Zudem schickt er Schilling am 4. April den Entwurf einer Eidesstattlichen Erklärung. Nachricht: „Wenn du das jetzt nicht unterschreibst, bekommst du morgen Post von unserem Anwalt und in weiterer Folge sehen wir uns vor Gericht.“ Nach der Veröffentlichung des Standard-Artikels wird Bohrn Mena auf X schreiben, sich „vom Gegenüber in eine rechtliche Auseinandersetzung gedrängt“ zu fühlen.
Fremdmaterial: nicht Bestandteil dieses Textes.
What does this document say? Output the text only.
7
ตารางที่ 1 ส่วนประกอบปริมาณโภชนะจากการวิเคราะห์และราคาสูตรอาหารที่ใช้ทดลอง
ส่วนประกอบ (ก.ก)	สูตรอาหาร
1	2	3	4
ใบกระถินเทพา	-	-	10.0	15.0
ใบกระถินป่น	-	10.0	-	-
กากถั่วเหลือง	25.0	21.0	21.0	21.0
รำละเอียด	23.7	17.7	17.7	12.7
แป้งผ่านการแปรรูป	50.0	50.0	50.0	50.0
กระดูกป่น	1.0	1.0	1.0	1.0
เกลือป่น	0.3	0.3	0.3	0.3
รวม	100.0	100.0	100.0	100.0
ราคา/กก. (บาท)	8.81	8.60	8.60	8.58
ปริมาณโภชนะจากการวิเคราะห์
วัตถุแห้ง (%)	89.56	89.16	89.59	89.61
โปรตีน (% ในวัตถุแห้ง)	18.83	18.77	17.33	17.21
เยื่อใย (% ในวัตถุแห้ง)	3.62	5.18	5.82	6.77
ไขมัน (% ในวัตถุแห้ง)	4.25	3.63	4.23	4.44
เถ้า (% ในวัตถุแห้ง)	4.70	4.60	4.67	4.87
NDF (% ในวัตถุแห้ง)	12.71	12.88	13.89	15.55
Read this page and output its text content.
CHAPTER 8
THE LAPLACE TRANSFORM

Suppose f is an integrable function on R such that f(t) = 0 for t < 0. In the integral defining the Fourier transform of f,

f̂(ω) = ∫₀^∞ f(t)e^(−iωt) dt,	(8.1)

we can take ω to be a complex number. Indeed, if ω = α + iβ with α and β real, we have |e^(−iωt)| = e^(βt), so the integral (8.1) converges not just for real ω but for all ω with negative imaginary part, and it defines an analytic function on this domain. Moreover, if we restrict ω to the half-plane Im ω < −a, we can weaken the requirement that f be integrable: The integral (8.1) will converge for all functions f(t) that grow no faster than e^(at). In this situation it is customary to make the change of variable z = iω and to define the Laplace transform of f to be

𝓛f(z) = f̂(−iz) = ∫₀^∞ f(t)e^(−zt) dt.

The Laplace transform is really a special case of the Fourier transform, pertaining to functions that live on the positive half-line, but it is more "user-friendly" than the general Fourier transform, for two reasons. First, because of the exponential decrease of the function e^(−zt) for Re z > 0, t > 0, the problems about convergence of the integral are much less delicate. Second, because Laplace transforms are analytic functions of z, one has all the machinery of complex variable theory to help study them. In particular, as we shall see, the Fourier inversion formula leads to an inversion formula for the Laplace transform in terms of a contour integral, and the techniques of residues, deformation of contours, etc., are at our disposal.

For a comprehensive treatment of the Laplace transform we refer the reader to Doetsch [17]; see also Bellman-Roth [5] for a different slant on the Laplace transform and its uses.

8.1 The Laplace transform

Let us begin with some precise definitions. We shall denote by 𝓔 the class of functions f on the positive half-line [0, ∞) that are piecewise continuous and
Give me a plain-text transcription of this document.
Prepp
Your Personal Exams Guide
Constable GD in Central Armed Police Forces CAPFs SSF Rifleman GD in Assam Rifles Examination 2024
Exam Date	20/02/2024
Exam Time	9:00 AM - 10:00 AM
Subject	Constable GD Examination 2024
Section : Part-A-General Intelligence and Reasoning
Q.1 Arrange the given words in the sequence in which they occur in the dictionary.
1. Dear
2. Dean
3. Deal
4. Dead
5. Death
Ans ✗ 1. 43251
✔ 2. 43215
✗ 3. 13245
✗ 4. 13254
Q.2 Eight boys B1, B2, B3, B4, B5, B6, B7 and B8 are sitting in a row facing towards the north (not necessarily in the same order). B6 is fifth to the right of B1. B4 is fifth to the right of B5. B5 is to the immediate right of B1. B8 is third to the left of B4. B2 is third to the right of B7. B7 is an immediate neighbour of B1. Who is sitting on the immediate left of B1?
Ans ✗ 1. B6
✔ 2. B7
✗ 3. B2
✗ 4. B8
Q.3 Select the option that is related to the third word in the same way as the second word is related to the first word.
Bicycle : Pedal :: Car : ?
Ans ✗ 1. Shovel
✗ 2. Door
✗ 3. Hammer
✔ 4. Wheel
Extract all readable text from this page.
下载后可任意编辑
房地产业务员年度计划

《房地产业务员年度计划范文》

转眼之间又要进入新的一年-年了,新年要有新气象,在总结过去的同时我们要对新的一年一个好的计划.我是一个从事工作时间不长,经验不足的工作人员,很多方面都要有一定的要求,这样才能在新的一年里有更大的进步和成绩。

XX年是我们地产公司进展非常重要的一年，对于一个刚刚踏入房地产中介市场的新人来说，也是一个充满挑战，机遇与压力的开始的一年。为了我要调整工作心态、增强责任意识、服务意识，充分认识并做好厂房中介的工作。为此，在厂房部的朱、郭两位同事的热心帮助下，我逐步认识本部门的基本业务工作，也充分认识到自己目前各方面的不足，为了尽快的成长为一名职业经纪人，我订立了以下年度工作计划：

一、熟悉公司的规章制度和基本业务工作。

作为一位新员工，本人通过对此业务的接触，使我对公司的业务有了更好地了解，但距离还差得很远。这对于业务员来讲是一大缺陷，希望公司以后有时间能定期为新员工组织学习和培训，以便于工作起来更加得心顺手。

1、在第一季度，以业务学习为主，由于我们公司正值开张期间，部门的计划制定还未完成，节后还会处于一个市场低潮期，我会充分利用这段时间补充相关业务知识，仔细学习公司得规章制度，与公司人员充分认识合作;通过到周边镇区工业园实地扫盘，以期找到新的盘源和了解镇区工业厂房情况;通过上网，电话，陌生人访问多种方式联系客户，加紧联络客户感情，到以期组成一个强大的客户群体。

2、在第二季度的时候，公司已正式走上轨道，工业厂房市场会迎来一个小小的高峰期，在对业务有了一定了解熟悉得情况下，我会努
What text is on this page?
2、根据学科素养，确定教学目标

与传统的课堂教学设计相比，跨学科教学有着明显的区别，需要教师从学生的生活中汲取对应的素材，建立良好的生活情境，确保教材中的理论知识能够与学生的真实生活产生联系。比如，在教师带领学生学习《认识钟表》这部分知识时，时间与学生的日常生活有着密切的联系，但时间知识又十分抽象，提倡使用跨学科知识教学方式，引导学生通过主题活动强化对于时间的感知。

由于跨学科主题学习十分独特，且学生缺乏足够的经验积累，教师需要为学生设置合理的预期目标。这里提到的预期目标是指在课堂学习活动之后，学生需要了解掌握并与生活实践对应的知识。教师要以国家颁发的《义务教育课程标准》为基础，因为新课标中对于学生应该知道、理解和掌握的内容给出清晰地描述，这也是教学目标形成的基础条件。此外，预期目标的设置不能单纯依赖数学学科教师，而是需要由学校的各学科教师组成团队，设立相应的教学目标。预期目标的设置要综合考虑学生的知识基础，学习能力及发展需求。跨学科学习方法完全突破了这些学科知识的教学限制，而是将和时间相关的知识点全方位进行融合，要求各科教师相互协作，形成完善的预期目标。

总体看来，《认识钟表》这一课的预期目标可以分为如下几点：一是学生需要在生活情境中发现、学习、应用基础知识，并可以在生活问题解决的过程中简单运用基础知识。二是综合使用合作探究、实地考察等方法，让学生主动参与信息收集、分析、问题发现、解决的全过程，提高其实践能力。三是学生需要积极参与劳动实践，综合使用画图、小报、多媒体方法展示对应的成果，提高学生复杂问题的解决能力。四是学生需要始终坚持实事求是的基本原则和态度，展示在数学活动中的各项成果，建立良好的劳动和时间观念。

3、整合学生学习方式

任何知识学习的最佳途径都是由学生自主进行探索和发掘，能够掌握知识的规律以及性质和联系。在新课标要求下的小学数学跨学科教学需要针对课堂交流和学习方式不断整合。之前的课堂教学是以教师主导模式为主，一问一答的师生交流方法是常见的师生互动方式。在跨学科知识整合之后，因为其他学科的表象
Wie passt das zu seiner Nachricht an Schilling?

Wie es zur Klage kam

Schilling habe ihm zuerst zugesichert, die Erklärung zu unterschreiben, so Bohrn Mena. „Dann hat sie auf einmal auf ihre Anwältin Maria Windhager verwiesen und den Kontakt abgebrochen.“ Über ihre Rechtsvertreter einigen sich die Parteien auf eine Unterlassungserklärung, die später auch medial kursiert.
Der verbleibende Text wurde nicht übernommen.